On me: Club Monaco plaid blouse, Ellery jacket, Opening Ceremony vest, Cole Haan Loafers. On him: Ralph Lauren chambray shirt, Ksubi skinny jeans, Cole Haan brogues. Photos by Naomi Shon
Though my marriage is still an embryo, December 14th will mark its first notable (albeit marginal) centenary: six months of togetherness. The following week will mark the 24th anniversary of my life and just days later, Christmas will have come, gone and left only pictorial memories of deconstructed pine trees and holiday lights. New Years anticipation will commence instantaneously and naturally, we will look back, wondering if we’ve fulfilled our previous years resolutions. If we haven’t, we’ll wonder if we’ve changed. Has it been for the better? The worse? At all?
The holiday season is an appropriate time for self-evaluation and in what seems like a very timely reissue, the reflective loafers and brogues of Cole Haan are back and as such functioning as portals to a far more cerebral experience.
The shoes are fantastic in that to the naked eye, they simply look somewhat iridescent. When placed under camera flash though, they reflect said flash right back at your camera screen, (thus prompting a most effective “like” catalyst for Instagram enthusiasts.) In recognizing the shoes’ supernatural potential for many a judicious pun, behold: reflection time.

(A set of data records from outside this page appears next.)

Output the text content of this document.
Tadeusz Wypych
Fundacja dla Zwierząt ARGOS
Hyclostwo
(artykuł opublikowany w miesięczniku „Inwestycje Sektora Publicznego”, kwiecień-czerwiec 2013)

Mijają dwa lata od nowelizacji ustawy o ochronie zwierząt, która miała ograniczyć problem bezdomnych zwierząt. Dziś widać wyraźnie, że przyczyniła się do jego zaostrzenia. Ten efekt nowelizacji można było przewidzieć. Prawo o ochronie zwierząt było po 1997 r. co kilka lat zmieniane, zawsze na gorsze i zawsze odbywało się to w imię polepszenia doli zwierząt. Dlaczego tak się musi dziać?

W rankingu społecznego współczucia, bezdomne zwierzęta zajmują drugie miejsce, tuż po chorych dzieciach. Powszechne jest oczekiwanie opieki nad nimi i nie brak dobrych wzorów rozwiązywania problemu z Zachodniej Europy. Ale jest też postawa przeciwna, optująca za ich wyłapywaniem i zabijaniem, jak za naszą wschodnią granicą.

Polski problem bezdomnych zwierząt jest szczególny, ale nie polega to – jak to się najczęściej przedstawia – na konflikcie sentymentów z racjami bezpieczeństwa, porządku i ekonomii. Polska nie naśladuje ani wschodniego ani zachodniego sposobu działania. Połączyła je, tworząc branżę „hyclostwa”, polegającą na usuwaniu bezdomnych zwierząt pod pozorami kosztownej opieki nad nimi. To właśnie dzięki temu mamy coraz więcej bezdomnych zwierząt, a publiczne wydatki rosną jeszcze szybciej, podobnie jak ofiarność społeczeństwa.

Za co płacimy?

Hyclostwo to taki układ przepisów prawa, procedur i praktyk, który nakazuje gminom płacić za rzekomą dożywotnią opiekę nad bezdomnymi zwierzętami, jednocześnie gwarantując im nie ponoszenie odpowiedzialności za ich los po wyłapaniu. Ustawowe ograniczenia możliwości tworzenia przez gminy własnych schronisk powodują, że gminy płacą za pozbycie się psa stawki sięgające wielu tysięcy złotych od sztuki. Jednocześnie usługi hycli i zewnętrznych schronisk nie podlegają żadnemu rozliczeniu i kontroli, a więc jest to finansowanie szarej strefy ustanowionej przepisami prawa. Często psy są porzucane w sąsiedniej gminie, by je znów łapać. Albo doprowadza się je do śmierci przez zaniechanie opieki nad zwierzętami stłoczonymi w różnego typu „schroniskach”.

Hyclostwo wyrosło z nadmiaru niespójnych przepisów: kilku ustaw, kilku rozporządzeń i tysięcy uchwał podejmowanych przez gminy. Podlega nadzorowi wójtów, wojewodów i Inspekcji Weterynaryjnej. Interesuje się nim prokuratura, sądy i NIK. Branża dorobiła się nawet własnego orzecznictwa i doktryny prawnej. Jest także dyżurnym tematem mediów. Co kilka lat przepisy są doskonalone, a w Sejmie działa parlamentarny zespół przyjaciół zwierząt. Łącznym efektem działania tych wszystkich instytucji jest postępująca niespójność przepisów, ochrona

Are you ready? Okay, I’ll start.
Jogging back just six months to when I tied that menacing knot, I found a basket of baby kittens waiting for me on the other side. I married the only man who has noted “sincerity” as his favorite quality in other men because, and I quote, “too few of us are sincere.” I’m not sure he was as lucky in his findings. Being married to me is not easy: I never shave, much less wax, have the expert ability to leave any room I exit in a most traumatic post-hurricane state, and talk far too frequently about yeast infections, my period, the benefits of sustaining underarm hair and why women truly do rule (consequently too, why men drool.)
We met when I was 17. I thought how tragic it was that at such a tender age, I’d already met my soul mate. When we broke up six months later, I thought how tragic it was that at such a tender age, I would be forced to commit suicide. An act of undying love, the letter I would draft described, but I never got around to penning it. When we got back together, I was 22 and by then had learned it’s best not to think, and so began the last leg of our relationship.
If my husband is Ben Stiller, I am Jennifer Aniston, (see: Along Came Polly.) He finds utter complacency in himself, his job, his life, me. While I constantly search for the key to an everlasting joie de vivre, his constant search is for the key to an everlastingly functional humidifier. He’s never read The Paris Review, he doesn’t plan to read The Paris Review and his idea of a profoundly evocative fashion moment is one that takes place in the comfort of our living room—the blankey of my childhood draped across his shoulders.
He is fantastic with numbers; I can’t even remember my birth year and though alcoholism is a philosophical movement that I subscribe to, if he had to, would give up imbibing at the eager drop of my Maison Michel hat. When I asked how he’d like to die, he said in a plane crash. It varied immensely from my earnestly romantic, “in bed, holding your hand.”
But love knows no logic and my odd, anxious, fickle demeanor needs the prop of his tactical, strategic reliability to exist wholly. His sensible, risk-assessing approach to living all but deserves a dose of my creepy-ass brand of crazy and in reflecting on that which makes us work, it becomes evident that nothing makes us work except for the fact that, well, we work.
Sometimes, it seems, self-evaluation is simply an affirmation of good decisions. Your turn: step into my shoes and reflect.